I have a large tab delimited file (dummy.vcf) with a column of ';' delimited variables. For example:
AF_female=0.00000e+00;non_topmed_AF_female=0.00000e+00;control_AF_female=0.00000e+00
control_AF_female=0.00000e+00;non_topmed_AF_female=0.00000e+00
AF_female=0.00008e+00;non_topmed_AF_female=0.00000e+00
I would like to extract the "AF_female=X" string for each row with missing values filled in, so the new file is the same length as the original. For example:
AF_female=0.00000e+00
NA
AF_female=0.00008e+00
I have tried:
grep -o ';AF_female=[0-9].[0-9]*..[0-9]*' dummy.vcf
However, this does not add rows for when the pattern is not matched.

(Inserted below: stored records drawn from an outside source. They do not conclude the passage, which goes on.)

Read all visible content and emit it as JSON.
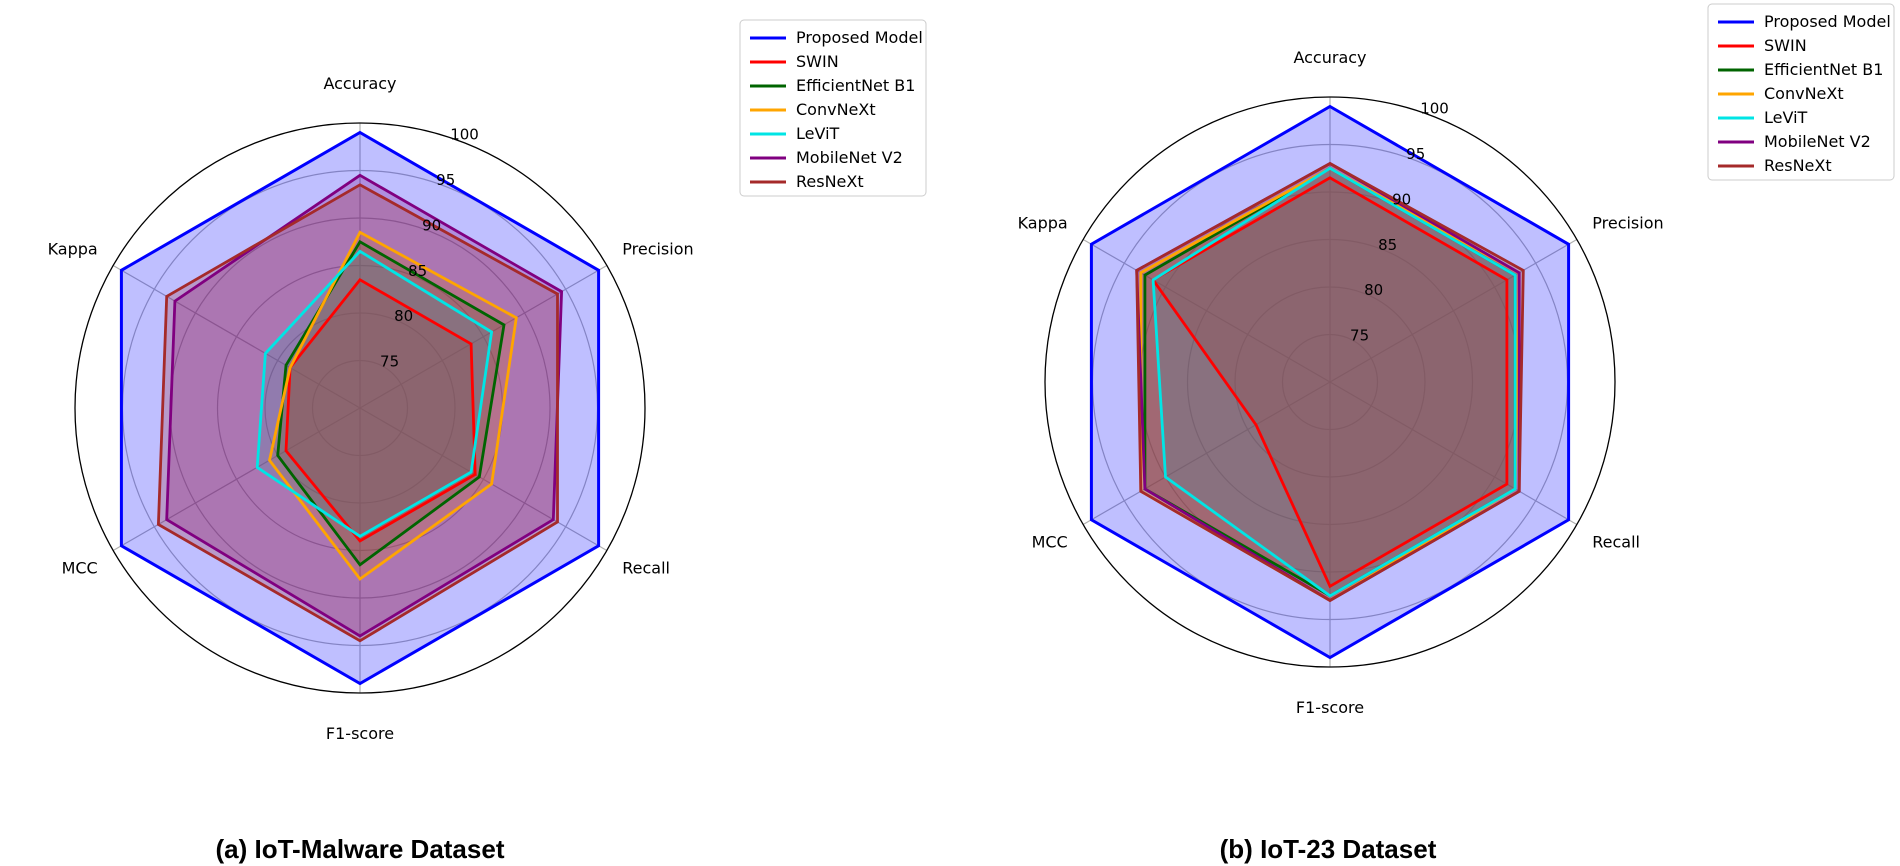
{
  "chart_data": [
    {
      "type": "radar",
      "caption": "(a) IoT-Malware Dataset",
      "axes": [
        "Accuracy",
        "Precision",
        "Recall",
        "F1-score",
        "MCC",
        "Kappa"
      ],
      "ticks": [
        "75",
        "80",
        "85",
        "90",
        "95",
        "100"
      ],
      "rlim": [
        70,
        100
      ],
      "legend_position": "top-right",
      "series": [
        {
          "name": "Proposed Model",
          "color": "#0000ff",
          "values": [
            99,
            99,
            99,
            99,
            99,
            99
          ]
        },
        {
          "name": "SWIN",
          "color": "#ff0000",
          "values": [
            83.5,
            83.5,
            84,
            84,
            79,
            78.5
          ]
        },
        {
          "name": "EfficientNet B1",
          "color": "#006400",
          "values": [
            87.5,
            87.5,
            84.5,
            86.5,
            80,
            79
          ]
        },
        {
          "name": "ConvNeXt",
          "color": "#ffa500",
          "values": [
            88.5,
            89,
            86,
            88,
            81,
            78.5
          ]
        },
        {
          "name": "LeViT",
          "color": "#00e5e5",
          "values": [
            86.5,
            86,
            83.5,
            83.5,
            82.5,
            81.5
          ]
        },
        {
          "name": "MobileNet V2",
          "color": "#800080",
          "values": [
            94.5,
            94.5,
            93.5,
            94,
            93.5,
            92.5
          ]
        },
        {
          "name": "ResNeXt",
          "color": "#a52a2a",
          "values": [
            93.5,
            94,
            94,
            94.5,
            94.5,
            93.5
          ]
        }
      ]
    },
    {
      "type": "radar",
      "caption": "(b) IoT-23 Dataset",
      "axes": [
        "Accuracy",
        "Precision",
        "Recall",
        "F1-score",
        "MCC",
        "Kappa"
      ],
      "ticks": [
        "75",
        "80",
        "85",
        "90",
        "95",
        "100"
      ],
      "rlim": [
        70,
        100
      ],
      "legend_position": "top-right",
      "series": [
        {
          "name": "Proposed Model",
          "color": "#0000ff",
          "values": [
            99,
            99,
            99,
            99,
            99,
            99
          ]
        },
        {
          "name": "SWIN",
          "color": "#ff0000",
          "values": [
            91.5,
            91.5,
            91.5,
            91.5,
            79,
            91.5
          ]
        },
        {
          "name": "EfficientNet B1",
          "color": "#006400",
          "values": [
            92.5,
            92.5,
            92.5,
            92.5,
            92.5,
            92.5
          ]
        },
        {
          "name": "ConvNeXt",
          "color": "#ffa500",
          "values": [
            92.5,
            93,
            92.5,
            93,
            93,
            93
          ]
        },
        {
          "name": "LeViT",
          "color": "#00e5e5",
          "values": [
            92.5,
            92.5,
            92.5,
            92.5,
            90,
            91.5
          ]
        },
        {
          "name": "MobileNet V2",
          "color": "#800080",
          "values": [
            93,
            93,
            93,
            93,
            92.5,
            93.5
          ]
        },
        {
          "name": "ResNeXt",
          "color": "#a52a2a",
          "values": [
            93,
            93.5,
            93,
            93,
            93,
            93.5
          ]
        }
      ]
    }
  ]
}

Any help will be very much appreciated!
could you please try following if you are ok with awk
.
awk -F';' '
{
val=""
for(i=1;i<=NF;i++){
if($i ~ /^AF_female=[0-9]+/){
val=(val?val OFS $i:$i)
}
}
if(val){
print val
}
else{
print "NA"
}
}' Input_file
It should check all present values of AF_female=digits
in a line and will print NA
in case it finds NULL matches on a line too.
Output will be as follows.
AF_female=0.00000e+00
NA
AF_female=0.00008e+00
Explanation: Adding explanation for above command now.
awk -F';' ' ##Starting awk program here and setting up field separator as semi-colon here.
{
val="" ##Nullifying value of variable val here.
for(i=1;i<=NF;i++){ ##using a for loop which starts from i=1 to i=NF value. Where NF is number of fields value in current line.
if($i ~ /^AF_female=[0-9]+/){ ##Checking condition if a field starts from AF_female and then digits then do following.
val=(val?val OFS $i:$i) ##Creating variable val whose value is current field value and concatenating its own value.
}
}
if(val!=""){ ##After coming out of for loop checking if variable val value is NOT NULL then do following.
print val ##Printing value of variable val here.
}
else{ ##Mentioning else of above if condition here.
print "NA" ##Printing NA here.
}
}' Input_file ##Mentioning Input_file name here.